6番手からスタートした吉本選手は、オープニングラップでフライングによるポジション変動とアトウッドコーナーでの混戦の影響を受け、1周目のコントロールラインを8番手で通過。その後は、1分28秒台から29秒台前半の安定したペースで周回を重ねると、14周目と15周目に前方のマシンがコースオフとペナルティで後退したことにより、6番手に復帰する。しかし、20周目に序盤からテールトゥノーズの攻防を続けていた56号車GT-Rとの接触が発生。この影響でポジションを落とし、21周目には9番手まで後退した。
 なお、この接触に関しては56号車に対して危険なドライブ行為としてペナルティが科されている。タイヤは予想されたようにグリップダウンの傾向を見せていたが、後半のスティントも同様のタイヤを履くために、早期のピットインは難しかった。
 25周目を過ぎると、各車が規定されているドライバー交替のためにピットインを開始するが、LC500 GTはステイアウトを続ける。上位のマシンがピットインしていったため、27周目には6番手、30周目には4番手、32周目には3番手までポジションを上げる。そして33周目に吉本選手はピットへ戻り、河野選手にステアリングを託した。

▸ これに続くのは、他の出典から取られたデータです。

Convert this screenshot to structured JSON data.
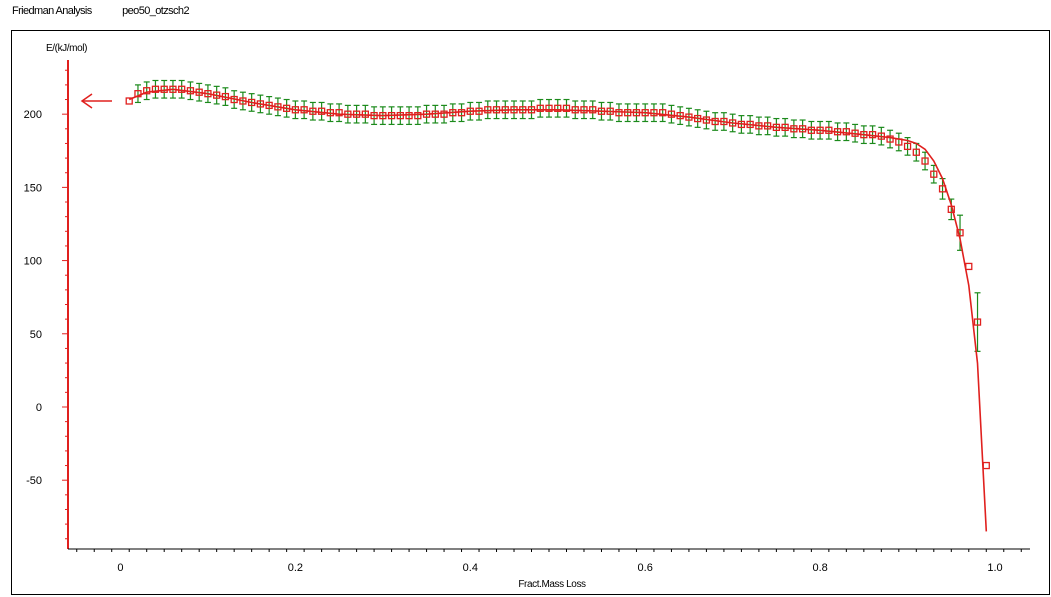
{
  "header": {
    "method": "Friedman Analysis",
    "file": "peo50_otzsch2"
  },
  "colors": {
    "axis": "#e0201e",
    "fit_line": "#e0201e",
    "markers": "#e0201e",
    "error_bars": "#1b8a1b"
  },
  "chart_data": {
    "type": "scatter",
    "ylabel": "E/(kJ/mol)",
    "xlabel": "Fract.Mass Loss",
    "xlim": [
      -0.06,
      1.04
    ],
    "ylim": [
      -97,
      237
    ],
    "x_ticks": [
      0,
      0.2,
      0.4,
      0.6,
      0.8,
      1.0
    ],
    "x_tick_labels": [
      "0",
      "0.2",
      "0.4",
      "0.6",
      "0.8",
      "1.0"
    ],
    "y_ticks": [
      -50,
      0,
      50,
      100,
      150,
      200
    ],
    "y_tick_labels": [
      "-50",
      "0",
      "50",
      "100",
      "150",
      "200"
    ],
    "grid": false,
    "axis_arrow": "left",
    "series": [
      {
        "type": "markers_with_error_bars",
        "x": [
          0.01,
          0.02,
          0.03,
          0.04,
          0.05,
          0.06,
          0.07,
          0.08,
          0.09,
          0.1,
          0.11,
          0.12,
          0.13,
          0.14,
          0.15,
          0.16,
          0.17,
          0.18,
          0.19,
          0.2,
          0.21,
          0.22,
          0.23,
          0.24,
          0.25,
          0.26,
          0.27,
          0.28,
          0.29,
          0.3,
          0.31,
          0.32,
          0.33,
          0.34,
          0.35,
          0.36,
          0.37,
          0.38,
          0.39,
          0.4,
          0.41,
          0.42,
          0.43,
          0.44,
          0.45,
          0.46,
          0.47,
          0.48,
          0.49,
          0.5,
          0.51,
          0.52,
          0.53,
          0.54,
          0.55,
          0.56,
          0.57,
          0.58,
          0.59,
          0.6,
          0.61,
          0.62,
          0.63,
          0.64,
          0.65,
          0.66,
          0.67,
          0.68,
          0.69,
          0.7,
          0.71,
          0.72,
          0.73,
          0.74,
          0.75,
          0.76,
          0.77,
          0.78,
          0.79,
          0.8,
          0.81,
          0.82,
          0.83,
          0.84,
          0.85,
          0.86,
          0.87,
          0.88,
          0.89,
          0.9,
          0.91,
          0.92,
          0.93,
          0.94,
          0.95,
          0.96,
          0.97,
          0.98,
          0.99
        ],
        "y": [
          209,
          214,
          216,
          217,
          217,
          217,
          217,
          216,
          215,
          214,
          213,
          212,
          210,
          209,
          208,
          207,
          206,
          205,
          204,
          203,
          203,
          202,
          202,
          201,
          201,
          200,
          200,
          200,
          199,
          199,
          199,
          199,
          199,
          199,
          200,
          200,
          200,
          201,
          201,
          202,
          202,
          203,
          203,
          203,
          203,
          203,
          203,
          204,
          204,
          204,
          204,
          203,
          203,
          203,
          202,
          202,
          201,
          201,
          201,
          201,
          201,
          201,
          200,
          199,
          198,
          197,
          196,
          195,
          195,
          194,
          193,
          193,
          192,
          192,
          191,
          191,
          190,
          190,
          189,
          189,
          189,
          188,
          188,
          187,
          186,
          186,
          185,
          183,
          181,
          178,
          174,
          168,
          159,
          149,
          135,
          119,
          96,
          58,
          -40
        ],
        "err": [
          0,
          6,
          6,
          6,
          6,
          6,
          6,
          6,
          6,
          6,
          6,
          6,
          6,
          6,
          6,
          6,
          6,
          6,
          6,
          6,
          6,
          6,
          6,
          6,
          6,
          6,
          6,
          6,
          6,
          6,
          6,
          6,
          6,
          6,
          6,
          6,
          6,
          6,
          6,
          6,
          6,
          6,
          6,
          6,
          6,
          6,
          6,
          6,
          6,
          6,
          6,
          6,
          6,
          6,
          6,
          6,
          6,
          6,
          6,
          6,
          6,
          6,
          6,
          6,
          6,
          6,
          6,
          6,
          6,
          6,
          6,
          6,
          6,
          6,
          6,
          6,
          6,
          6,
          6,
          6,
          6,
          6,
          6,
          6,
          6,
          6,
          6,
          6,
          6,
          6,
          6,
          6,
          6,
          7,
          7,
          12,
          0,
          20,
          0
        ]
      },
      {
        "type": "line",
        "x": [
          0.01,
          0.03,
          0.06,
          0.1,
          0.15,
          0.2,
          0.25,
          0.3,
          0.35,
          0.4,
          0.45,
          0.5,
          0.55,
          0.6,
          0.65,
          0.7,
          0.75,
          0.8,
          0.85,
          0.88,
          0.9,
          0.91,
          0.92,
          0.93,
          0.94,
          0.95,
          0.96,
          0.97,
          0.98,
          0.99
        ],
        "y": [
          210,
          215,
          217,
          214,
          208,
          203,
          200,
          199,
          200,
          202,
          203,
          203,
          202,
          201,
          198,
          194,
          191,
          189,
          186,
          184,
          182,
          180,
          176,
          168,
          156,
          138,
          115,
          83,
          30,
          -85
        ]
      }
    ]
  }
}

 後半スティントは40周以上に及ぶ長丁場となり、タイヤマネジメントが鍵を握る展開となった。15番手でコースへ復帰した河野選手は、35周目に自己ベストタイムを記録し、前方の5号車MC86に接近。テールトゥノーズのバトルを展開するが、ストレートスピードで勝るライバルを攻略しきれず、背後からもプレッシャーを受ける展開となる。その後は、複数台による8番手争いとなり、わずかなミスが大きく順位を落す状況となる。プレッシャーの掛かる中で、45周目に5号車をオーバーテイクして8番手へ浮上。
 しかし、このバトルによってフロントタイヤの消耗があり、49周目には96号車のRCF GT3、6号車のFERRARIに先行を許して10番手に後退する。

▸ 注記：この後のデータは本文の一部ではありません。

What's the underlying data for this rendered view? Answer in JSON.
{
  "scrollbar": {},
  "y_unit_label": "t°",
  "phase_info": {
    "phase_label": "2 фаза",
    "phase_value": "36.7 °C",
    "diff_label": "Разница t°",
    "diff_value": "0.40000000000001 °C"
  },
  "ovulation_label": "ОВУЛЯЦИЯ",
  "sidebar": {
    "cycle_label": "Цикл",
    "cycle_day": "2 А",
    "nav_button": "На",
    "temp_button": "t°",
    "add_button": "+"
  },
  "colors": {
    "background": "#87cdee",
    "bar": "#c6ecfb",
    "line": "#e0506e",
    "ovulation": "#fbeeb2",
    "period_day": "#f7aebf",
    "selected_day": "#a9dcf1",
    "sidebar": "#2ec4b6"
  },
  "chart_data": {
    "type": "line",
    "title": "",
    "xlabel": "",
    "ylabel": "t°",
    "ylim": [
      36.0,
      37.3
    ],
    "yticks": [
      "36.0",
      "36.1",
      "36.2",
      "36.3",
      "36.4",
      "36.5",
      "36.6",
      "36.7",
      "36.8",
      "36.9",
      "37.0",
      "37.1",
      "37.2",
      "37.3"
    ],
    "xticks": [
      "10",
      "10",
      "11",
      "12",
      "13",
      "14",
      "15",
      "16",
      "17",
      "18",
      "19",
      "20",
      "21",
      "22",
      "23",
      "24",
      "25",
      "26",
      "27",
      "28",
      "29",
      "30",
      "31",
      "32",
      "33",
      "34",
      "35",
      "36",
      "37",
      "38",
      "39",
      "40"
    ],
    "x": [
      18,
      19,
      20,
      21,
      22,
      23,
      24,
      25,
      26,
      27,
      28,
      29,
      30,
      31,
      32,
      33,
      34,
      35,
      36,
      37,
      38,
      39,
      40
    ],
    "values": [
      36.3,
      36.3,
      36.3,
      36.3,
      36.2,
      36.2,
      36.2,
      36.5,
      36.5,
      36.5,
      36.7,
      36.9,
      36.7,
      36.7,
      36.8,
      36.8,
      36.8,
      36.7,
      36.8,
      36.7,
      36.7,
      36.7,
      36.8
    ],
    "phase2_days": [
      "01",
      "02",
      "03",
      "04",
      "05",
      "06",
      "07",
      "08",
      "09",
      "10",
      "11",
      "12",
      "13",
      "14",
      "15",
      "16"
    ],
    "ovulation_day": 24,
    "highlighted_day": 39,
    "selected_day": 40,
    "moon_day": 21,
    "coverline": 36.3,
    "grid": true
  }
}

 終盤は前後ともに大きな差が開く展開となり、ポジションを維持しながらの走行が続いた。レース終盤にかけは、路面温度が低下したことでペースがやや回復したものの、大きく順位を上げるには至らず、最終的に76周を走り切って10位でチェッカー。苦しい展開の中でも確実にポイントを積み重ねる結果となった。

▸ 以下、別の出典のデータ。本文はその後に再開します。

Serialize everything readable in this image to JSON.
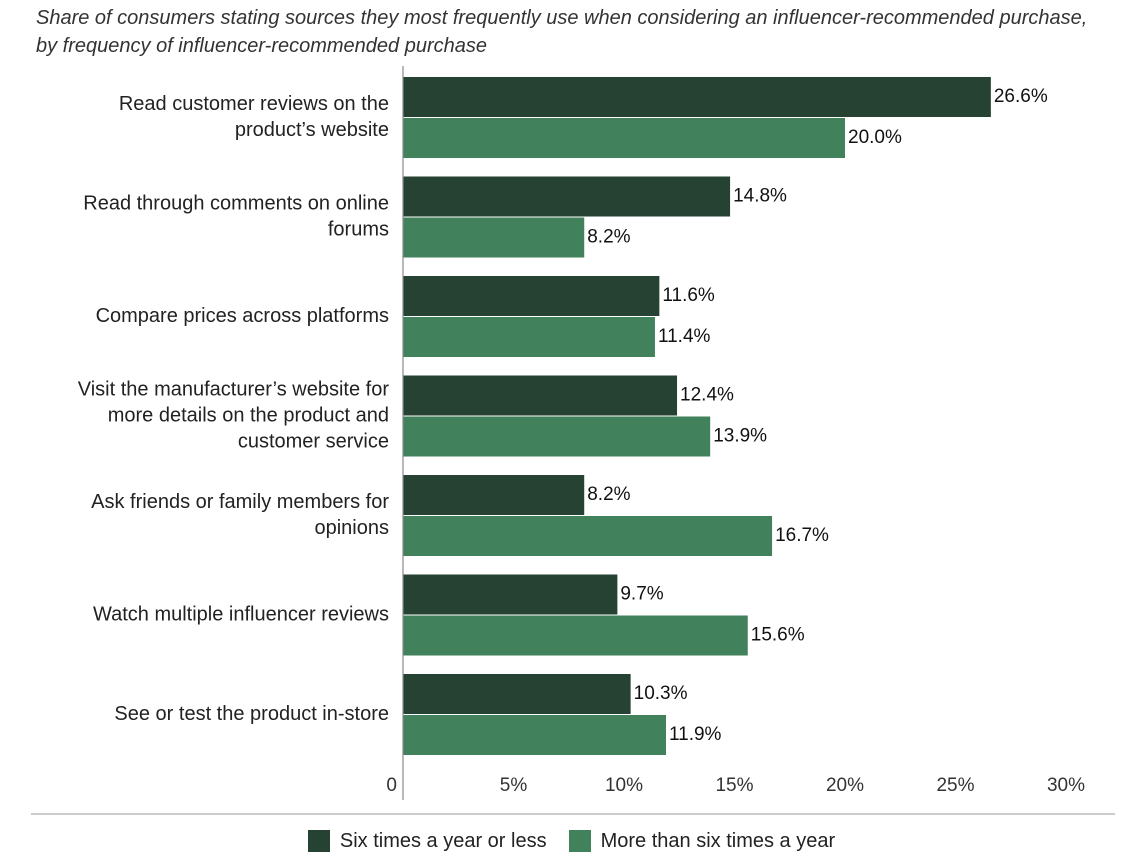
{
  "title": "Share of consumers stating sources they most frequently use when considering an influencer-recommended purchase, by frequency of influencer-recommended purchase",
  "colors": {
    "series1": "#254232",
    "series2": "#41825C",
    "axis": "#888888"
  },
  "chart_data": {
    "type": "bar",
    "orientation": "horizontal",
    "categories": [
      [
        "Read customer reviews on the",
        "product’s website"
      ],
      [
        "Read through comments on online",
        "forums"
      ],
      [
        "Compare prices across platforms"
      ],
      [
        "Visit the manufacturer’s website for",
        "more details on the product and",
        "customer service"
      ],
      [
        "Ask friends or family members for",
        "opinions"
      ],
      [
        "Watch multiple influencer reviews"
      ],
      [
        "See or test the product in-store"
      ]
    ],
    "series": [
      {
        "name": "Six times a year or less",
        "values": [
          26.6,
          14.8,
          11.6,
          12.4,
          8.2,
          9.7,
          10.3
        ],
        "labels": [
          "26.6%",
          "14.8%",
          "11.6%",
          "12.4%",
          "8.2%",
          "9.7%",
          "10.3%"
        ]
      },
      {
        "name": "More than six times a year",
        "values": [
          20.0,
          8.2,
          11.4,
          13.9,
          16.7,
          15.6,
          11.9
        ],
        "labels": [
          "20.0%",
          "8.2%",
          "11.4%",
          "13.9%",
          "16.7%",
          "15.6%",
          "11.9%"
        ]
      }
    ],
    "xlim": [
      0,
      30
    ],
    "xticks": [
      0,
      5,
      10,
      15,
      20,
      25,
      30
    ],
    "xtick_labels": [
      "0",
      "5%",
      "10%",
      "15%",
      "20%",
      "25%",
      "30%"
    ],
    "grid": false,
    "legend": "bottom-center"
  }
}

 予選で6番手を獲得し上位進出が期待されたため、決勝レースのポジションダウンは課題となるが、昨年の開幕戦と比べると順位、ラップタイムともに大きく向上していて、LC500 GTの特性を引き出す方向になっているのは間違いない。
 チームとドライバーの粘り強いレースによって得られた6ポイントは、長いシーズンを見据えれば大きな意味を持つはず。次戦の舞台となる富士スピードウェイは、公式テストで好感触を得ているので、さらなるパフォーマンス向上が期待される。